但眼下琴音态度坚决,清涟再说什么,也未必讨着好。只能让人送吃的来。
用膳时,琴音想起自己一身污糟,穿的还是昨日的衣裳,如此进宫面见,失了礼仪。他放下了碗筷,对清涟,道:“烦你让人打水来,我想沐浴,再送一套干净衣裳……”
“好。”清涟俱都应承了。
“谢谢。”琴音顺口道。
“不必如此客气。”清涟对他笑了下,“再吃点吧,你都瘦了,身上也没什么肉……”清涟说着忽然顿住,一双眼睛瞄着他。

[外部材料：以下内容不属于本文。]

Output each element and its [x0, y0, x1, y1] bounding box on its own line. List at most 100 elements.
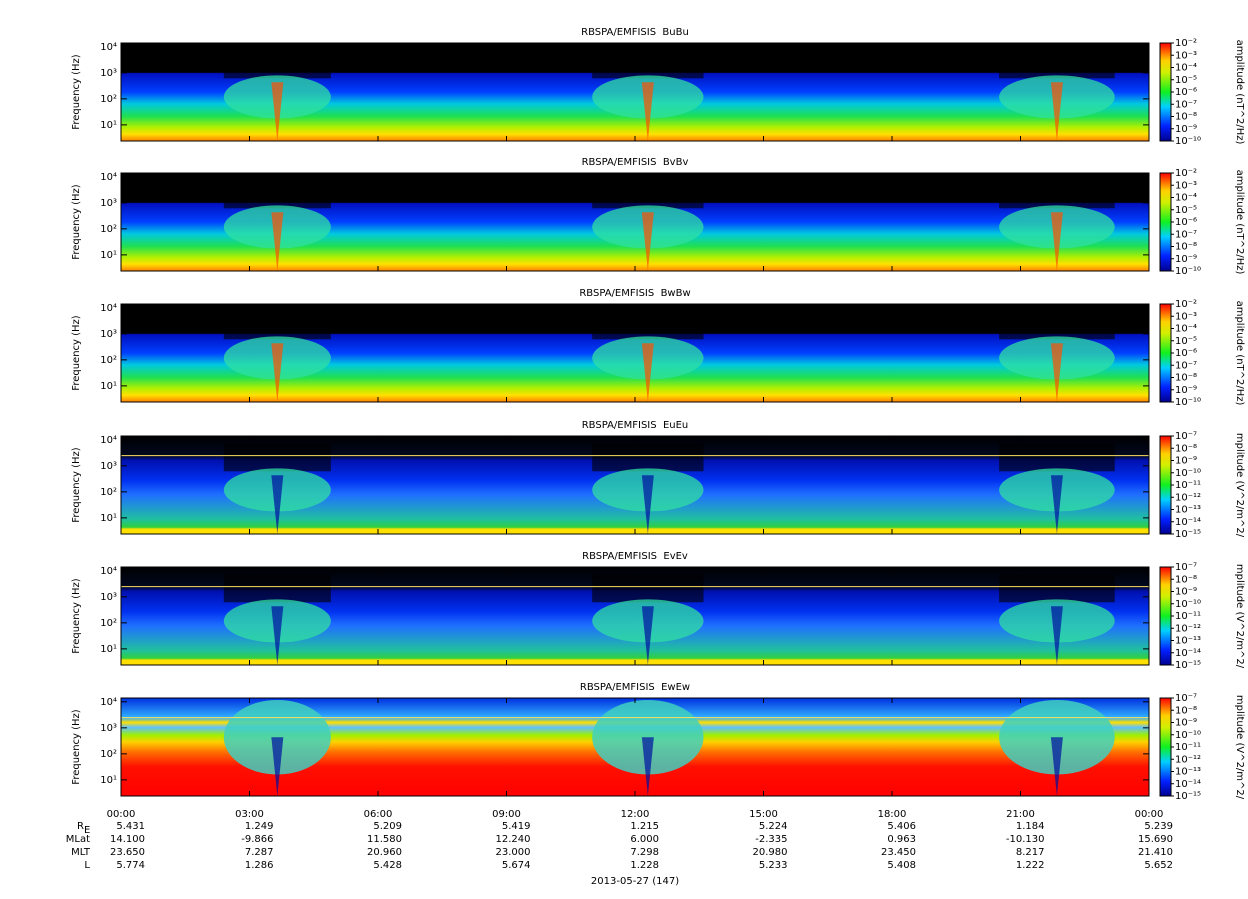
colorbar-tick-label: 10⁻¹⁵	[1175, 660, 1201, 671]
colorbar-tick-label: 10⁻²	[1175, 299, 1197, 310]
spectrogram-feature	[1050, 606, 1063, 665]
colorbar-tick-label: 10⁻¹²	[1175, 492, 1201, 503]
colorbar-label: mplitude (V^2/m^2/	[1234, 433, 1245, 538]
ephemeris-value: 12.240	[496, 834, 531, 845]
y-tick-label: 10⁴	[100, 172, 117, 183]
colorbar-tick-label: 10⁻⁸	[1175, 242, 1197, 253]
colorbar-tick-label: 10⁻⁸	[1175, 112, 1197, 123]
colorbar-tick-label: 10⁻¹⁰	[1175, 599, 1201, 610]
y-tick-label: 10³	[100, 592, 117, 603]
colorbar-tick-label: 10⁻⁹	[1175, 718, 1197, 729]
colorbar-tick-label: 10⁻¹⁰	[1175, 468, 1201, 479]
colorbar-tick-label: 10⁻⁷	[1175, 562, 1197, 573]
spectrogram-feature	[271, 475, 284, 534]
ephemeris-row-label: MLT	[71, 847, 91, 858]
ephemeris-value: 1.249	[245, 821, 274, 832]
ephemeris-value: -10.130	[1006, 834, 1045, 845]
ephemeris-value: 23.450	[881, 847, 916, 858]
ephemeris-value: 6.000	[630, 834, 659, 845]
colorbar-tick-label: 10⁻⁷	[1175, 229, 1197, 240]
y-tick-label: 10¹	[100, 381, 117, 392]
ephemeris-row-label: R	[77, 821, 84, 832]
colorbar-tick-label: 10⁻⁵	[1175, 336, 1197, 347]
x-tick-label: 15:00	[749, 809, 778, 820]
spectrogram-feature	[271, 343, 284, 402]
spectrogram-feature	[271, 82, 284, 141]
colorbar-label: amplitude (nT^2/Hz)	[1234, 40, 1245, 145]
ephemeris-value: 7.298	[630, 847, 659, 858]
spectrogram-feature	[999, 311, 1115, 340]
colorbar-label: amplitude (nT^2/Hz)	[1234, 170, 1245, 275]
spectrogram-feature	[223, 180, 331, 209]
y-axis-label: Frequency (Hz)	[71, 184, 82, 260]
colorbar-label: mplitude (V^2/m^2/	[1234, 564, 1245, 669]
spectrogram-feature	[223, 50, 331, 79]
spectrogram-feature	[641, 212, 654, 271]
spectrogram-feature	[271, 212, 284, 271]
colorbar-tick-label: 10⁻²	[1175, 168, 1197, 179]
colorbar-tick-label: 10⁻⁸	[1175, 574, 1197, 585]
ephemeris-value: 0.963	[887, 834, 916, 845]
ephemeris-value: 1.184	[1016, 821, 1045, 832]
colorbar-tick-label: 10⁻¹²	[1175, 754, 1201, 765]
spectrogram-feature	[641, 606, 654, 665]
colorbar-tick-label: 10⁻¹³	[1175, 505, 1201, 516]
ephemeris-value: 8.217	[1016, 847, 1045, 858]
ephemeris-value: 5.428	[373, 860, 402, 871]
y-axis-label: Frequency (Hz)	[71, 447, 82, 523]
spectrogram-feature	[641, 475, 654, 534]
y-tick-label: 10²	[100, 618, 117, 629]
spectrogram-feature	[1050, 343, 1063, 402]
spectrogram-feature	[641, 343, 654, 402]
spectrogram-feature	[999, 443, 1115, 472]
ephemeris-value: -9.866	[241, 834, 273, 845]
colorbar-tick-label: 10⁻¹⁴	[1175, 648, 1201, 659]
date-label: 2013-05-27 (147)	[591, 876, 679, 887]
spectrogram-feature	[1050, 82, 1063, 141]
ephemeris-value: 15.690	[1138, 834, 1173, 845]
x-tick-label: 03:00	[235, 809, 264, 820]
x-tick-label: 00:00	[107, 809, 136, 820]
spectrogram-feature	[999, 50, 1115, 79]
colorbar-tick-label: 10⁻⁵	[1175, 75, 1197, 86]
colorbar-tick-label: 10⁻⁶	[1175, 87, 1197, 98]
spectrogram-feature	[592, 311, 704, 340]
colorbar-tick-label: 10⁻⁹	[1175, 254, 1197, 265]
colorbar-tick-label: 10⁻¹⁰	[1175, 136, 1201, 147]
spectrogram-feature	[1050, 212, 1063, 271]
y-tick-label: 10⁴	[100, 303, 117, 314]
colorbar-tick-label: 10⁻³	[1175, 50, 1197, 61]
colorbar-tick-label: 10⁻⁹	[1175, 587, 1197, 598]
y-tick-label: 10¹	[100, 513, 117, 524]
y-tick-label: 10⁴	[100, 42, 117, 53]
y-axis-label: Frequency (Hz)	[71, 578, 82, 654]
colorbar-tick-label: 10⁻¹⁵	[1175, 791, 1201, 802]
ephemeris-value: 1.228	[630, 860, 659, 871]
ephemeris-row-label: L	[84, 860, 90, 871]
colorbar-tick-label: 10⁻¹¹	[1175, 611, 1201, 622]
colorbar-tick-label: 10⁻⁴	[1175, 63, 1197, 74]
x-tick-label: 09:00	[492, 809, 521, 820]
y-tick-label: 10³	[100, 198, 117, 209]
x-tick-label: 00:00	[1135, 809, 1164, 820]
colorbar-tick-label: 10⁻⁵	[1175, 205, 1197, 216]
colorbar-tick-label: 10⁻⁹	[1175, 124, 1197, 135]
y-tick-label: 10³	[100, 329, 117, 340]
y-tick-label: 10¹	[100, 250, 117, 261]
colorbar	[1159, 697, 1172, 797]
colorbar-tick-label: 10⁻⁸	[1175, 705, 1197, 716]
ephemeris-value: 1.222	[1016, 860, 1045, 871]
ephemeris-value: 1.215	[630, 821, 659, 832]
ephemeris-value: 11.580	[367, 834, 402, 845]
ephemeris-value: 5.652	[1144, 860, 1173, 871]
colorbar-tick-label: 10⁻⁷	[1175, 99, 1197, 110]
spectrogram-feature	[592, 180, 704, 209]
panel-title: RBSPA/EMFISIS BvBv	[582, 157, 689, 168]
spectrogram-feature	[223, 311, 331, 340]
colorbar-tick-label: 10⁻⁴	[1175, 324, 1197, 335]
colorbar-tick-label: 10⁻³	[1175, 180, 1197, 191]
y-tick-label: 10²	[100, 355, 117, 366]
ephemeris-value: 5.431	[116, 821, 145, 832]
colorbar-tick-label: 10⁻⁶	[1175, 348, 1197, 359]
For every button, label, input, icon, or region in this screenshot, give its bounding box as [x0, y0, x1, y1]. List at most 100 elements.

琴音被他的话一下带到了昨晚,想到昨晚自己在他身下承欢,琴音羞得面红耳赤,气氛也一下尴尬起来。
琴音起身道:“不吃了,我沐浴后便离开。”
清涟看着他,心有不舍,不甘地道:“真的不必联系了吗?君谢,你讨厌我吗?”
“从前不讨厌,但经历了昨晚,我很难面对。”琴音看向他,道:“你忘了好吗?把它当成一个不该发生的错误,忘了。”琴音并不想究昨晚怎么就到了他府上,他现在只想快些清理好自己,快些逃离这里。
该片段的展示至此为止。